Resource = "${aws_s3_bucket.access_logs.arn}/cloudtrail-access-logs/*"
Condition = {
StringEquals = {
"aws:SourceAccount" = data.aws_caller_identity.current.account_id
}
}
}
]
})
}

# Reference the existing CloudTrail bucket
data "aws_s3_bucket" "cloudtrail" {
bucket = var.cloudtrail_bucket_name
}

# Enable server access logging on the CloudTrail bucket
resource "aws_s3_bucket_logging" "cloudtrail" {
bucket = data.aws_s3_bucket.cloudtrail.id

target_bucket = aws_s3_bucket.access_logs.id
target_prefix = "cloudtrail-access-logs/"

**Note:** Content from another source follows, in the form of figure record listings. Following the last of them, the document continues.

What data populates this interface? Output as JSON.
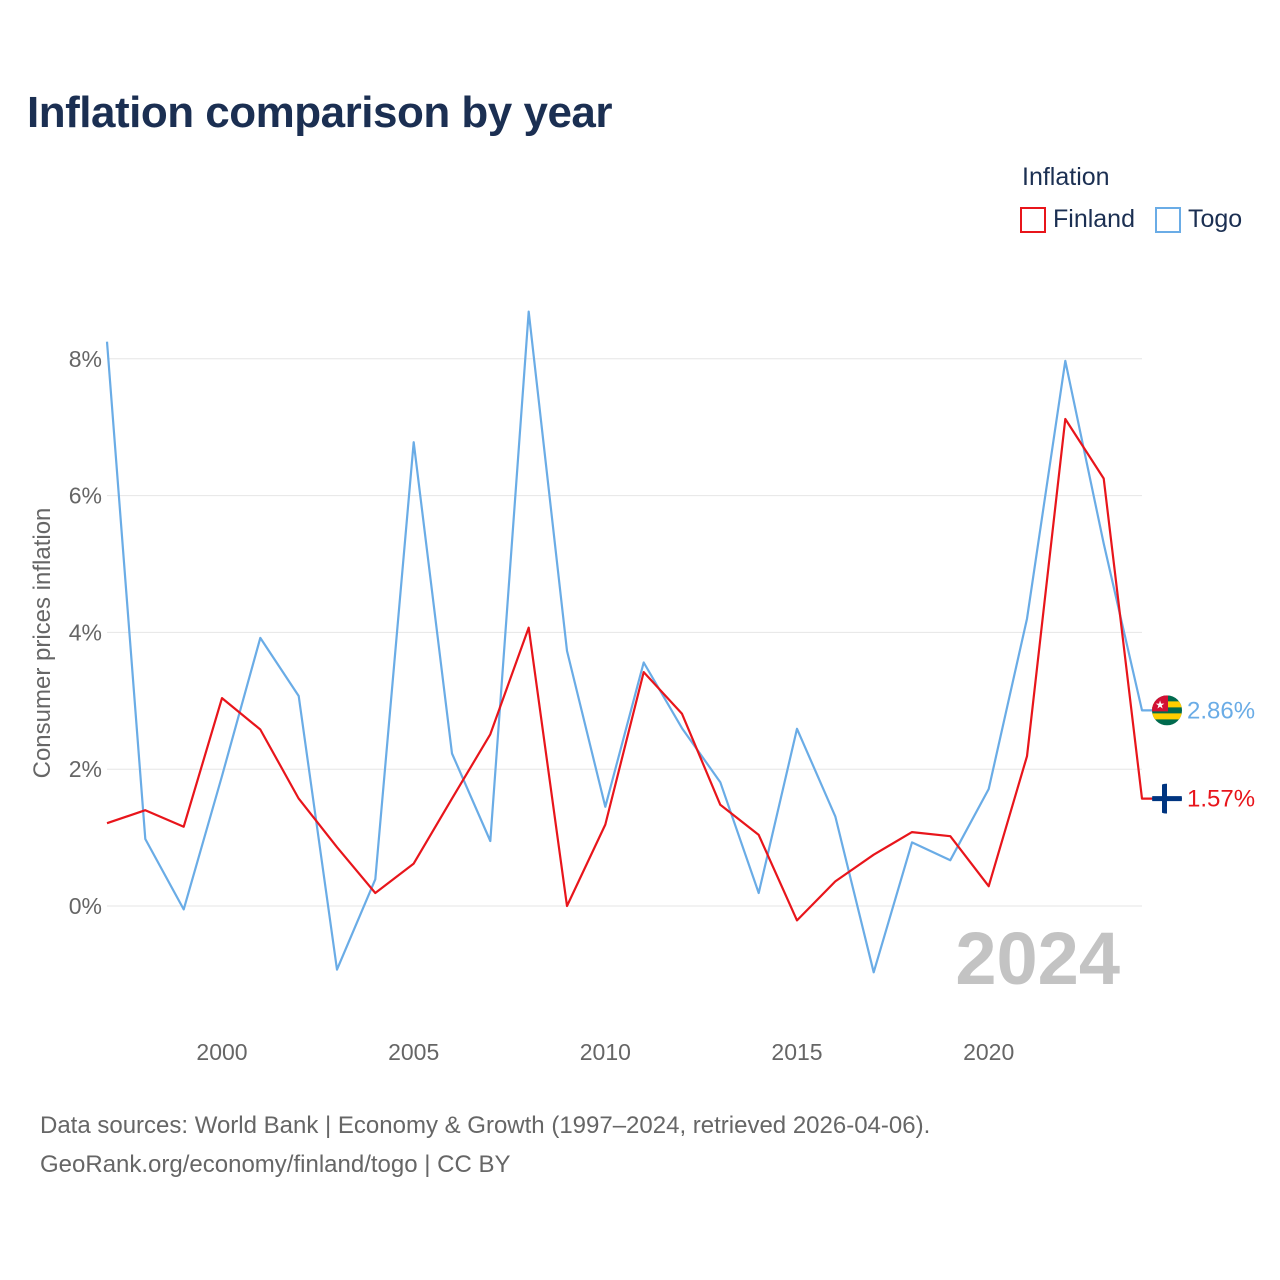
{
  "chart_data": {
    "type": "line",
    "title": "Inflation comparison by year",
    "legend_title": "Inflation",
    "ylabel": "Consumer prices inflation",
    "xlabel": "",
    "year_watermark": "2024",
    "xlim": [
      1997,
      2024
    ],
    "ylim": [
      -1.5,
      9
    ],
    "y_ticks": [
      0,
      2,
      4,
      6,
      8
    ],
    "y_tick_labels": [
      "0%",
      "2%",
      "4%",
      "6%",
      "8%"
    ],
    "x_ticks": [
      2000,
      2005,
      2010,
      2015,
      2020
    ],
    "x_tick_labels": [
      "2000",
      "2005",
      "2010",
      "2015",
      "2020"
    ],
    "x": [
      1997,
      1998,
      1999,
      2000,
      2001,
      2002,
      2003,
      2004,
      2005,
      2006,
      2007,
      2008,
      2009,
      2010,
      2011,
      2012,
      2013,
      2014,
      2015,
      2016,
      2017,
      2018,
      2019,
      2020,
      2021,
      2022,
      2023,
      2024
    ],
    "series": [
      {
        "name": "Finland",
        "color": "#e8151b",
        "end_label": "1.57%",
        "flag_icon": "finland-flag-icon",
        "values": [
          1.21,
          1.4,
          1.16,
          3.04,
          2.58,
          1.57,
          0.86,
          0.19,
          0.62,
          1.57,
          2.51,
          4.07,
          0.0,
          1.19,
          3.42,
          2.81,
          1.48,
          1.04,
          -0.21,
          0.36,
          0.75,
          1.08,
          1.02,
          0.29,
          2.19,
          7.12,
          6.25,
          1.57
        ]
      },
      {
        "name": "Togo",
        "color": "#6aace6",
        "end_label": "2.86%",
        "flag_icon": "togo-flag-icon",
        "values": [
          8.25,
          0.98,
          -0.05,
          1.9,
          3.92,
          3.07,
          -0.93,
          0.39,
          6.78,
          2.23,
          0.95,
          8.69,
          3.73,
          1.45,
          3.56,
          2.6,
          1.81,
          0.19,
          2.59,
          1.31,
          -0.97,
          0.93,
          0.67,
          1.71,
          4.2,
          7.97,
          5.3,
          2.86
        ]
      }
    ]
  },
  "footer": {
    "line1": "Data sources: World Bank | Economy & Growth (1997–2024, retrieved 2026-04-06).",
    "line2": "GeoRank.org/economy/finland/togo | CC BY"
  }
}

depends_on = [aws_s3_bucket_policy.access_logs]
}

# Outputs
output "logging_bucket_name" {
description = "Name of the access logs bucket"
value = aws_s3_bucket.access_logs.id
}

output "logging_bucket_arn" {
description = "ARN of the access logs bucket"
value = aws_s3_bucket.access_logs.arn
}

Deploy with:

terraform init
terraform plan \
-var="cloudtrail_bucket_name=my-cloudtrail-bucket" \
-var="logging_bucket_name=my-cloudtrail-access-logs"
terraform apply \
-var="cloudtrail_bucket_name=my-cloudtrail-bucket" \
-var="logging_bucket_name=my-cloudtrail-access-logs"

Verification

After enabling server access logging, verify it is working:

  1. In the AWS Console:

    • Go to S3 and click on your CloudTrail bucket
    • Go to the Properties tab
    • Scroll to Server access logging and confirm it shows Enabled
    • Check that the target bucket and prefix are correct
  2. Wait and check for logs:

    • Access your CloudTrail bucket (list objects, download a file)
    • Wait 10-15 minutes (S3 access logs are delivered on a best-effort basis)
    • Check your logging bucket for new log files
CLI verification commands

Check if logging is enabled on your CloudTrail bucket:

aws s3api get-bucket-logging \
--bucket <your-cloudtrail-bucket> \
--region us-east-1

Expected output (logging enabled):

{
"LoggingEnabled": {
"TargetBucket": "my-cloudtrail-access-logs",
"TargetPrefix": "cloudtrail-access-logs/"
}
}

If the output is empty {}, logging is not enabled.

Check for log files in the target bucket:

aws s3 ls s3://my-cloudtrail-access-logs/cloudtrail-access-logs/ \
--region us-east-1

You should see log files appearing after some access activity (note: there may be a delay of up to several hours).

Additional Resources

Notes

  • Log delivery timing: S3 server access logs are delivered on a best-effort basis. It can take several hours for logs to appear, and some requests may not be logged.
  • Do not log to the same bucket: Never configure a bucket to log to itself. This creates an infinite loop of log entries and can result in unexpected charges.
  • Storage costs: Access logs can accumulate quickly if your CloudTrail bucket is frequently accessed. Consider setting up a lifecycle policy on your logging bucket to delete old logs after a retention period.
  • Log format: S3 access logs are delivered as space-delimited text files. You may want to set up Athena or another tool to query them efficiently.
  • Encryption: Consider enabling encryption on your logging bucket to protect the access log data at rest.
  • Versioning: Enable versioning on your logging bucket to protect against accidental deletion of access logs.
  • Object Lock: For highly sensitive environments, consider enabling S3 Object Lock on the logging bucket to prevent any modification or deletion of access logs.